As is often the case these days, the combination of China's 1.3 billion people and rapidly rising incomes can lead to some mind-boggling numbers. Chinese consumers traditionally don't eat much red meat but their appetites are growing faster than in any other major market. China's annual per-capita consumption of sheep meat and beef has risen from 500 grams of each three decades ago to 3.5 kilograms and 5 kilograms respectively, as consumers get richer and borrow consumption patterns from abroad.
''The combination of increased wealth, urbanisation, westernisation and population growth saw total consumption of beef and sheep meat in China surge 2.5 million tonnes and 2 million tonnes, respectively, between 1996 and 2008,'' say Rabobank analysts Pan Chenjun and Wendy Voss, in a recent report, Feeding the Dragon.
And yet beef and lamb account for only 8 and 6 per cent respectively of Chinese meat consumption, behind poultry (20 per cent) and pork (65 per cent). China's Ministry of Agriculture expects beef and lamb consumption to grow another 1.5 million tonnes and 1 million tonnes respectively over the next decade.

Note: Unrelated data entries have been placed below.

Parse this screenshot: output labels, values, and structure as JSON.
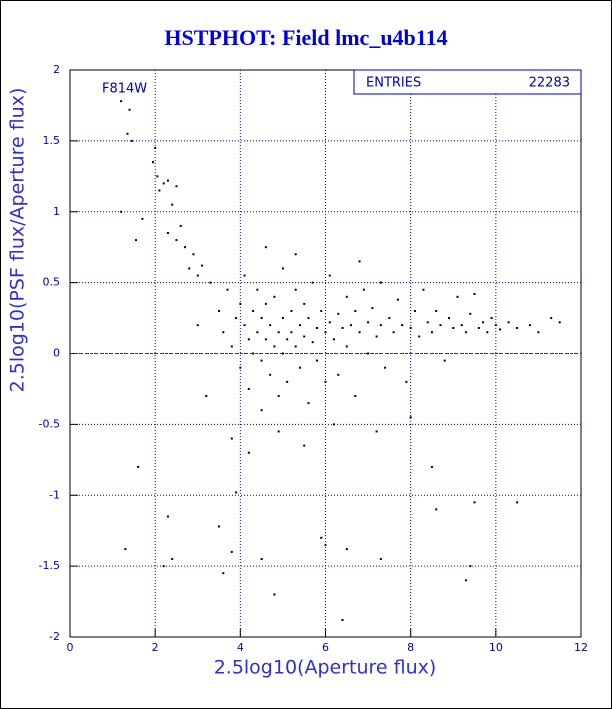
{
  "chart_data": {
    "type": "scatter",
    "title": "HSTPHOT: Field lmc_u4b114",
    "x_label": "2.5log10(Aperture flux)",
    "y_label": "2.5log10(PSF flux/Aperture flux)",
    "annotation": "F814W",
    "stats": {
      "label": "ENTRIES",
      "value": 22283
    },
    "reference_line": 0,
    "reference_color": "#cc0000",
    "color": "#000000",
    "grid": true,
    "xlim": [
      0,
      12
    ],
    "xticks": [
      0,
      2,
      4,
      6,
      8,
      10,
      12
    ],
    "ylim": [
      -2,
      2
    ],
    "yticks": [
      -2,
      -1.5,
      -1,
      -0.5,
      0,
      0.5,
      1,
      1.5,
      2
    ],
    "x": [
      1.2,
      1.4,
      1.35,
      1.45,
      2.0,
      1.95,
      2.05,
      2.1,
      2.2,
      2.3,
      2.5,
      2.4,
      2.6,
      2.5,
      2.7,
      2.9,
      2.8,
      3.1,
      3.0,
      3.3,
      1.55,
      1.2,
      1.7,
      2.3,
      1.3,
      2.2,
      2.4,
      3.5,
      3.6,
      3.9,
      3.8,
      4.5,
      4.8,
      6.0,
      6.5,
      6.4,
      8.6,
      9.5,
      10.5,
      9.3,
      9.4,
      5.9,
      7.3,
      2.3,
      1.6,
      3.5,
      3.6,
      3.7,
      3.8,
      3.9,
      4.0,
      4.0,
      4.1,
      4.1,
      4.2,
      4.2,
      4.3,
      4.3,
      4.4,
      4.4,
      4.5,
      4.5,
      4.5,
      4.6,
      4.6,
      4.7,
      4.7,
      4.8,
      4.8,
      4.9,
      4.9,
      5.0,
      5.0,
      5.0,
      5.1,
      5.1,
      5.2,
      5.2,
      5.3,
      5.3,
      5.4,
      5.4,
      5.5,
      5.5,
      5.6,
      5.6,
      5.7,
      5.7,
      5.8,
      5.8,
      5.9,
      6.0,
      6.0,
      6.1,
      6.1,
      6.2,
      6.3,
      6.3,
      6.4,
      6.5,
      6.5,
      6.6,
      6.7,
      6.7,
      6.8,
      6.9,
      7.0,
      7.0,
      7.1,
      7.2,
      7.3,
      7.3,
      7.4,
      7.5,
      7.6,
      7.7,
      7.8,
      7.9,
      8.0,
      8.1,
      8.2,
      8.3,
      8.4,
      8.5,
      8.6,
      8.7,
      8.8,
      8.9,
      9.0,
      9.1,
      9.2,
      9.3,
      9.4,
      9.5,
      9.6,
      9.7,
      9.8,
      9.9,
      10.0,
      10.1,
      10.3,
      10.5,
      10.8,
      11.0,
      11.3,
      11.5,
      3.8,
      4.2,
      4.9,
      5.5,
      6.2,
      7.2,
      8.0,
      3.2,
      3.0,
      8.5,
      6.8,
      5.3,
      4.6
    ],
    "values": [
      1.78,
      1.72,
      1.55,
      1.5,
      1.45,
      1.35,
      1.25,
      1.15,
      1.2,
      1.22,
      1.18,
      1.05,
      0.9,
      0.8,
      0.75,
      0.7,
      0.6,
      0.62,
      0.55,
      0.5,
      0.8,
      1.0,
      0.95,
      0.85,
      -1.38,
      -1.5,
      -1.45,
      -1.22,
      -1.55,
      -0.98,
      -1.4,
      -1.45,
      -1.7,
      -1.35,
      -1.38,
      -1.88,
      -1.1,
      -1.05,
      -1.05,
      -1.6,
      -1.5,
      -1.3,
      -1.45,
      -1.15,
      -0.8,
      0.3,
      0.15,
      0.45,
      0.05,
      0.25,
      0.35,
      -0.1,
      0.2,
      0.55,
      0.1,
      -0.25,
      0.3,
      0.0,
      0.15,
      0.45,
      -0.05,
      0.25,
      -0.4,
      0.1,
      0.35,
      0.2,
      -0.15,
      0.05,
      0.4,
      0.15,
      -0.3,
      0.25,
      0.0,
      0.6,
      0.1,
      -0.2,
      0.3,
      0.15,
      0.05,
      0.45,
      0.2,
      -0.1,
      0.12,
      0.35,
      0.25,
      -0.35,
      0.08,
      0.5,
      0.18,
      -0.05,
      0.3,
      0.15,
      -0.2,
      0.22,
      0.55,
      0.1,
      0.28,
      -0.15,
      0.18,
      0.4,
      0.05,
      0.2,
      0.3,
      -0.3,
      0.15,
      0.45,
      0.22,
      0.0,
      0.32,
      0.12,
      0.5,
      0.2,
      -0.1,
      0.25,
      0.15,
      0.38,
      0.2,
      -0.2,
      0.18,
      0.3,
      0.12,
      0.45,
      0.22,
      0.15,
      0.3,
      0.2,
      -0.05,
      0.25,
      0.18,
      0.4,
      0.2,
      0.15,
      0.28,
      0.42,
      0.18,
      0.22,
      0.15,
      0.25,
      0.2,
      0.17,
      0.22,
      0.18,
      0.2,
      0.15,
      0.25,
      0.22,
      -0.6,
      -0.7,
      -0.55,
      -0.65,
      -0.5,
      -0.55,
      -0.45,
      -0.3,
      0.2,
      -0.8,
      0.65,
      0.7,
      0.75
    ]
  }
}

While consumption is surging, Pan and Voss say production has fallen in recent years as the government reduces policy support. As a result, beef and lamb prices doubled in the two years to 2007 and have remained at those high levels since.
That's the good news for Australian farmers. The bad news is China's blue sky-potential remains just that, in the face of steep Chinese import tariffs.
China (including Hong Kong) imported just 13,000 tonnes of Australian beef last year, or 1.5 per cent of Australia's beef exports. Exports of lamb and mutton fared better, with 24,000 tonnes (15 per cent). But those exports are now growing exponentially, thanks in no small part to Han Lubo's efforts to brand Australian meat as a luxury product in an otherwise unreliable marketplace.
Like many of China's lamb and beef suppliers, Han is an ethnic Hui Muslim. He built a small empire from nothing by borrowing a few hundred dollars from friends and working absurd hours. Fifteen years ago he would rise at 3.30am and pedal his bike 24 kilometres to his roadside meat stall, sometimes in temperatures as low as minus 30 degrees.
He often tours Australia, where his daughter is studying international relations, and New Zealand, which used to be his main supplier. Australian lamb carcasses are larger, fattier and lighter in colour than the competition across the Tasman, he says. It tastes as good as the best Chinese lamb, from Hulunbei'er in Inner Mongolia, and has it all over the ''terrible'' produce of desertification-stricken Gansu province. Han hopes Australia and China will sign a free-trade agreement that at least closes the tariff advantage now granted to New Zealand producers.
This year his Tianshunyuan company plans to import 10,000 tonnes of Australian meat, up from 6800 tonnes last year. He mainly buys the rib and flank ''flaps'' that Australian consumers don't particularly like but that can be nicely rolled and then sliced for the hot pot. He also serves and packages premium cuts.
''I never studied, I just like to eat,'' he says, turning Australian wagyu beef on a mini-BBQ at his newest Harbin restaurant.
Han's strategy is clear at any of his high-end hot pot restaurants, where diners are bludgeoned with posters, pamphlets and high-rotation videos that advertise the safety and quality of Australian meat.
''Chinese people are caring more about quality and 'green' food,'' he says, without explicitly mentioning the food safety and smuggling scandals that plague China's meat and food industries.